Consider the example below:
1 ----- 2 8 ------ 9 | | 5 --- 6 --- 7 | 3 ----- 4 10 C1 C2 C3
The graph above has 3 connected components: C1={1,2,3,4}, C2={5,6,7}, C3={8,9,10}. Teaching the language of cow 1 to cow 5 in C2 and cow 8 in C3 will yield a valid solution.
The biggest trick is constructing the graph fast enough. A naive method of directly comparing every pair of cows to see if they have a common language takes time at least O(n^2), which is too slow. One improvement is to look at language 1 and connect all cows that speak language 1, and repeat for all the languages. However, it is too slow in extreme cases when many cows speak the same language.
There are many ways to speed this up to speed this up to linear time; the method presented below just creates a new set of vertices for languages, and draws edges between cows and languages (this is known as a bipartite graph). The number of edges then equals the total number of languages spoken by the cows, which in the problem is given to be at most 100,000.
For example, for the sample input, the graph would look as follows:
Cows Languages
1 ------ 3
\_ _ _
\
2 ------ 2
3 ------ 1
In this case, there are 2 connected components: one contains cows 1 and 2 and languages 2 and 3, and the other contains cow 3 and language 1.

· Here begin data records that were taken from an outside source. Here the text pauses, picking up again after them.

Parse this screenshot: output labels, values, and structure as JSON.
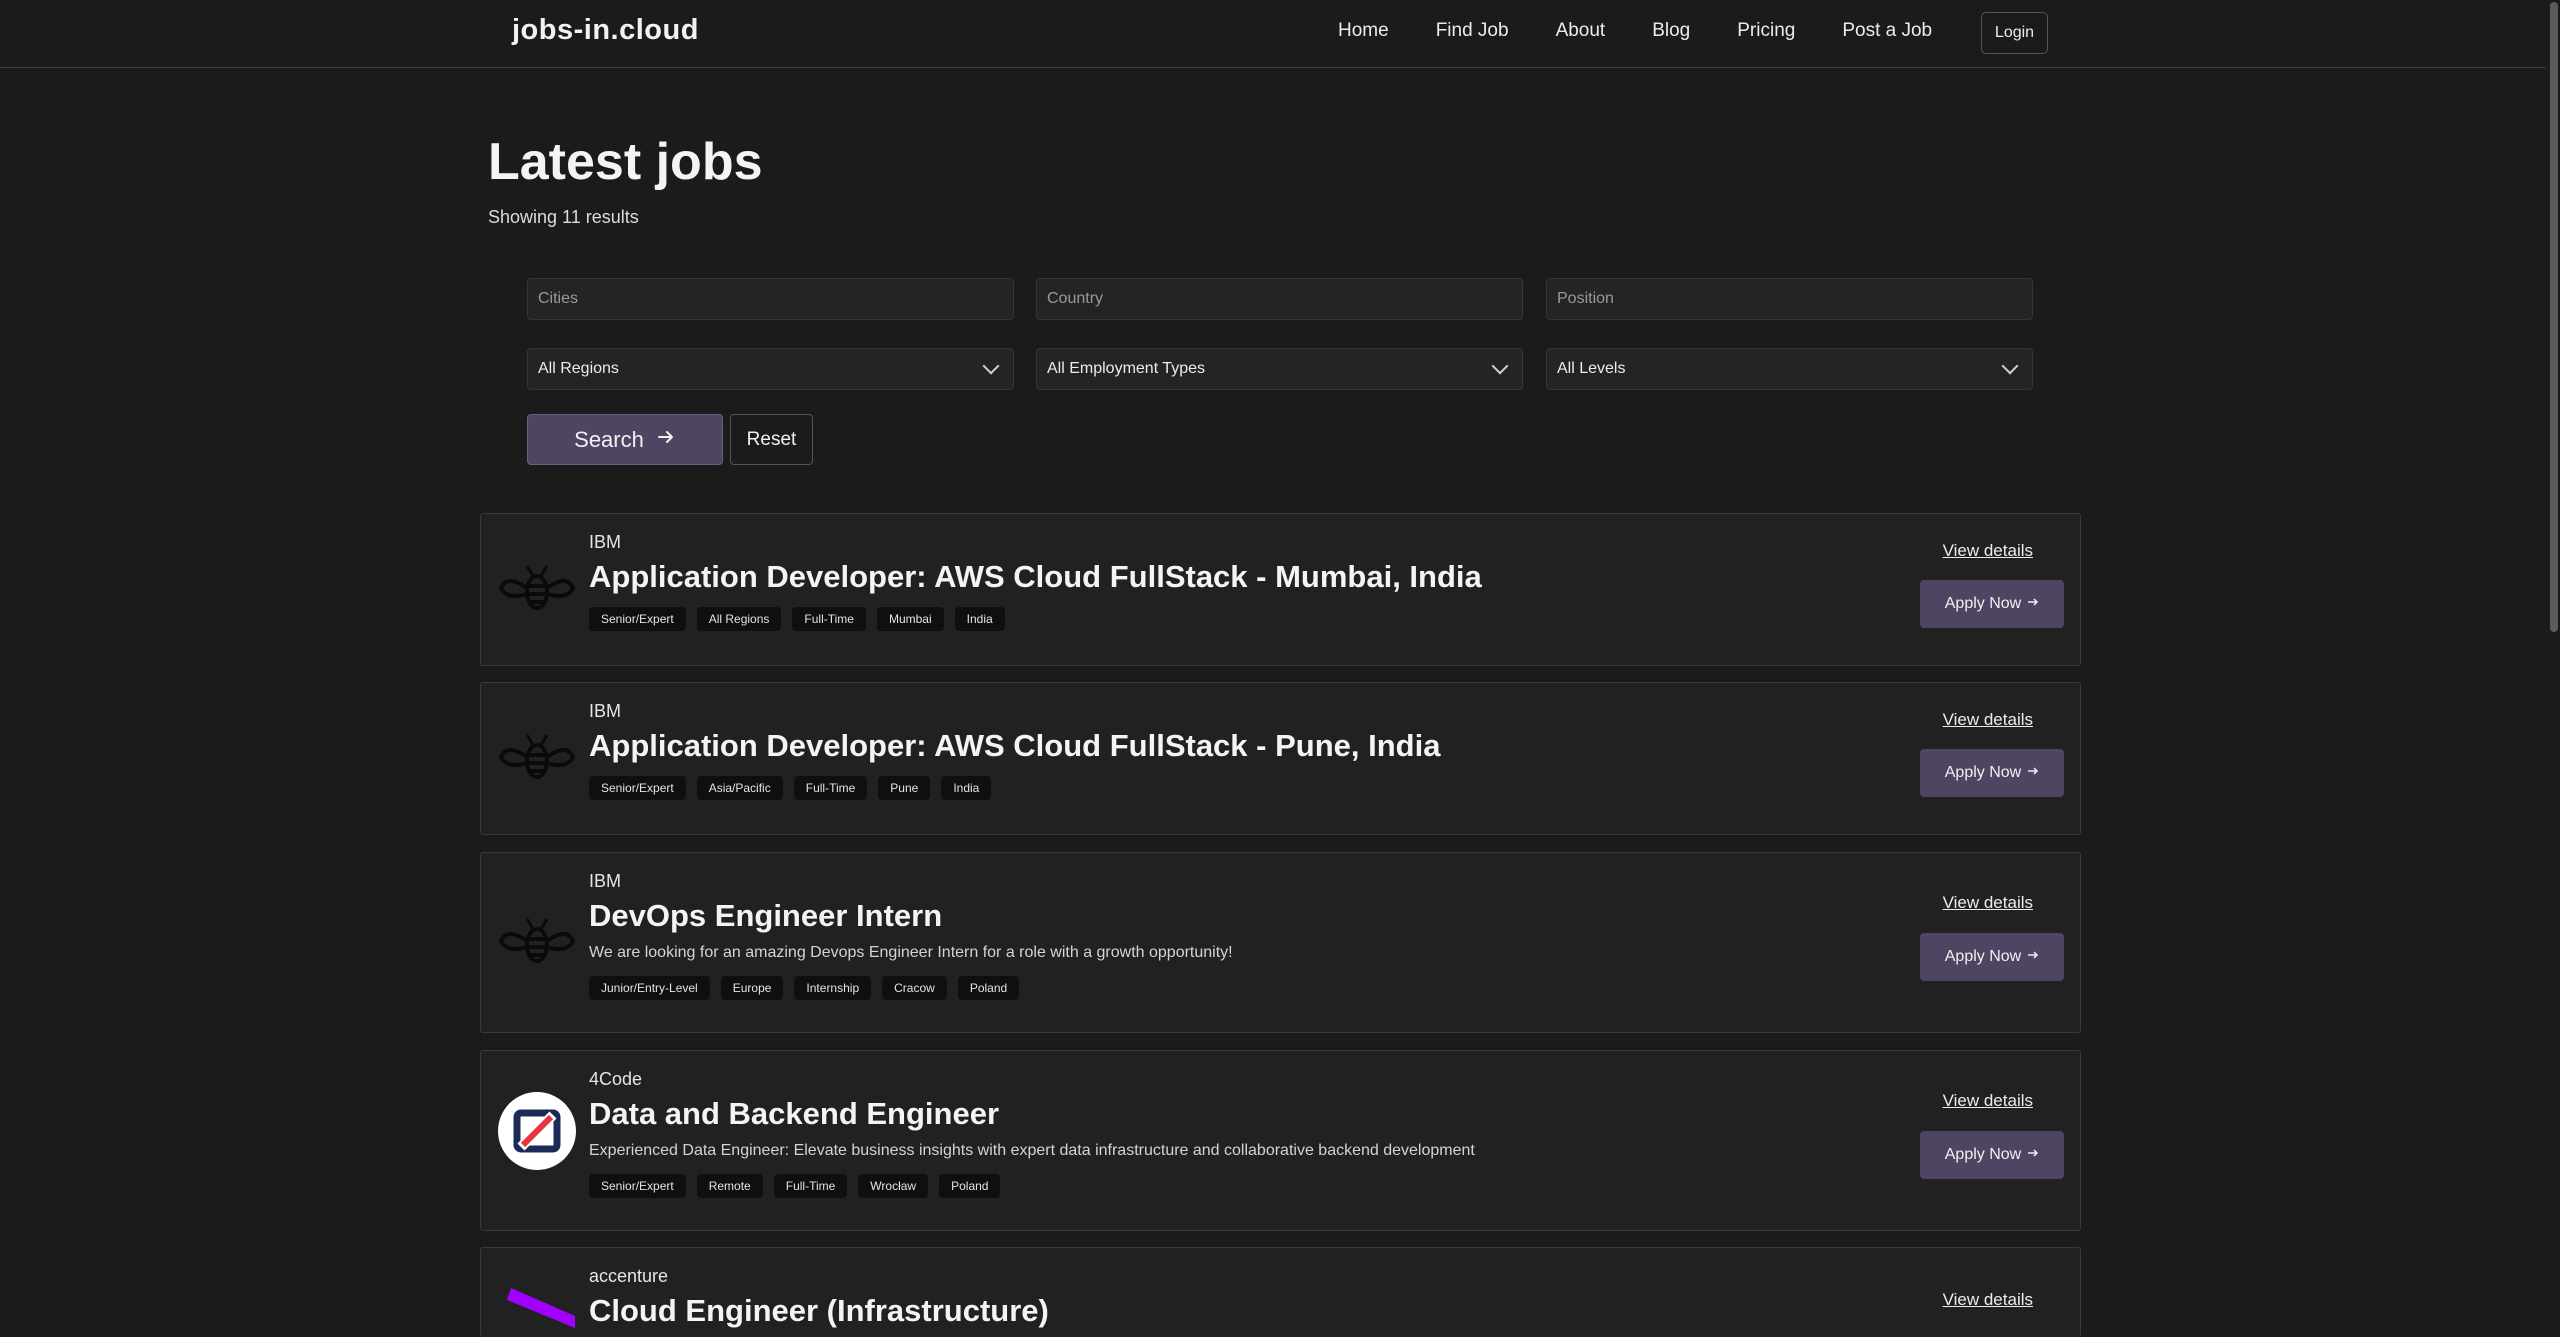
{
  "header": {
    "brand": "jobs-in.cloud",
    "nav": [
      "Home",
      "Find Job",
      "About",
      "Blog",
      "Pricing",
      "Post a Job"
    ],
    "login": "Login"
  },
  "page": {
    "title": "Latest jobs",
    "results": "Showing 11 results"
  },
  "filters": {
    "cities_placeholder": "Cities",
    "country_placeholder": "Country",
    "position_placeholder": "Position",
    "region": "All Regions",
    "employment_type": "All Employment Types",
    "level": "All Levels",
    "search_label": "Search",
    "reset_label": "Reset"
  },
  "jobs": [
    {
      "company": "IBM",
      "title": "Application Developer: AWS Cloud FullStack - Mumbai, India",
      "description": "",
      "tags": [
        "Senior/Expert",
        "All Regions",
        "Full-Time",
        "Mumbai",
        "India"
      ],
      "logo": "ibm-bee-icon"
    },
    {
      "company": "IBM",
      "title": "Application Developer: AWS Cloud FullStack - Pune, India",
      "description": "",
      "tags": [
        "Senior/Expert",
        "Asia/Pacific",
        "Full-Time",
        "Pune",
        "India"
      ],
      "logo": "ibm-bee-icon"
    },
    {
      "company": "IBM",
      "title": "DevOps Engineer Intern",
      "description": "We are looking for an amazing Devops Engineer Intern for a role with a growth opportunity!",
      "tags": [
        "Junior/Entry-Level",
        "Europe",
        "Internship",
        "Cracow",
        "Poland"
      ],
      "logo": "ibm-bee-icon"
    },
    {
      "company": "4Code",
      "title": "Data and Backend Engineer",
      "description": "Experienced Data Engineer: Elevate business insights with expert data infrastructure and collaborative backend development",
      "tags": [
        "Senior/Expert",
        "Remote",
        "Full-Time",
        "Wrocław",
        "Poland"
      ],
      "logo": "4code-logo-icon"
    },
    {
      "company": "accenture",
      "title": "Cloud Engineer (Infrastructure)",
      "description": "",
      "tags": [],
      "logo": "accenture-logo-icon"
    }
  ],
  "card_actions": {
    "view": "View details",
    "apply": "Apply Now"
  },
  "colors": {
    "background": "#1b1b1b",
    "card": "#212121",
    "accent_button": "#4f4563",
    "accenture_purple": "#a100ff",
    "4code_red": "#e8343f",
    "4code_navy": "#1d2a56"
  }
}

Connected components can be identified using DFS that requires O(V + E) memory and time on an adjacency list. The final step, establishing communication between connected components can be done in linear time.
Below is Albert's code:
#include <cstdio>
#include <vector>
using namespace std;
const int MAXN = 10005, MAXM = 30005;
int n, m, ans;
vector<int> adj[MAXN+MAXM], sol;
bool seen[MAXN+MAXM];
void dfs(int v) {
seen[v] = true;
for (int i = 0; i < adj[v].size(); i++) {
if (!seen[adj[v][i]])
dfs(adj[v][i]);
}
}
int main() {
FILE *fin = fopen("llang.in", "r");
FILE *fout = fopen("llang.out", "w");
fscanf(fin, "%d %d", &n, &m);
for (int i = 1; i <= n; i++) {
int a, b;
fscanf(fin, "%d", &a);
for (int j = 0; j < a; j++) {
fscanf(fin, "%d", &b);
// adjacency list
// cow i is connected to language b
adj[i].push_back(b+n);
adj[b+n].push_back(i);
}
}
// identify connected components
for (int i = 1; i <= n; i++) {
if (!seen[i]) {
dfs(i);
sol.push_back(i);
ans++;
}
}
// solution: # of connected components - 1
fprintf(fout, "%d\n", ans-1);
for (int i = 1; i < sol.size(); i++) {
// first cow in each component learns
// the first language of the cow 1
fprintf(fout, "%d %d\n", adj[sol[0]][0]-n, sol[i]);
}
return 0;
}